Laura Tanner plonge la danse dans les méandres de la mémoire

Ses « Errances » ont agité les âmes perdues de l ‘Alhambra.

Spectacle après spectacle, la chorégraphe genevoise Laura Tanner affirme une personnalité artistique digne d’admiration. Que l’on prise ou non le sérieux absolu de ses créations, leurs aspérités et leurs mystères, il faut reconnaître à leur auteur un style, une patte, un chic, dans le meilleur sens du terme. Aucun effet de mode chez Laura tanner, mais du neuf quand même à chaque création, et de la recherche en profondeur avec les danseurs.

D’où l’impact incontestable d’ERRANCES, qui livrait jusqu’à mercredi la scène de l’Alhambra à quatre individus confrontés aux éclipses de la mémoire et à la confusion d’esprit. Commencée comme une déambulation bien réglée, sur une musique entraînante quoique répétitive, la chorégraphie éclate en figures plus affolées. Laura Tanner se tient en arrière, en robe bleue, hésitante. Elle est comme une figure du passé au bord du gouffre de la mémoire.

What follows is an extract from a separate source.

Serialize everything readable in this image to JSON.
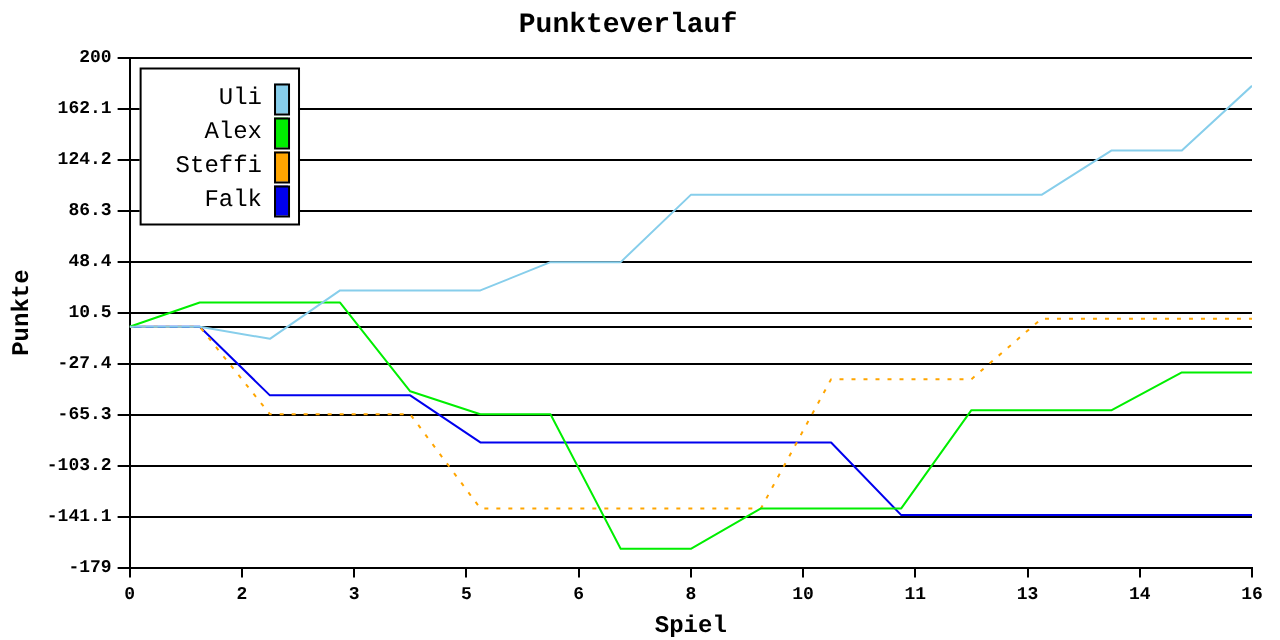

Cette mémoire qui permet aux interprètes, aussi graves qu’excellents, de raconter un souvenir d’enfance, ou de fredonner une chanson. Le genre de chanson à laquelle une tête presque vide se raccroche quand tout le reste a disparu. La danseuse Lucy Nightingale, dans une performance très dure, finit par incarner seule cette paniquante fuite de la mémoire. Une panique qui ressemble déjà à la folie.

Benjamin Chaix - La Tribune de Genève - 8 mars 2007


Danse au bord de la folie

Que reste-t-il de soi quand la mémoire s’effondre ? Quand une maladie anéantit la conscience d’une continuité ?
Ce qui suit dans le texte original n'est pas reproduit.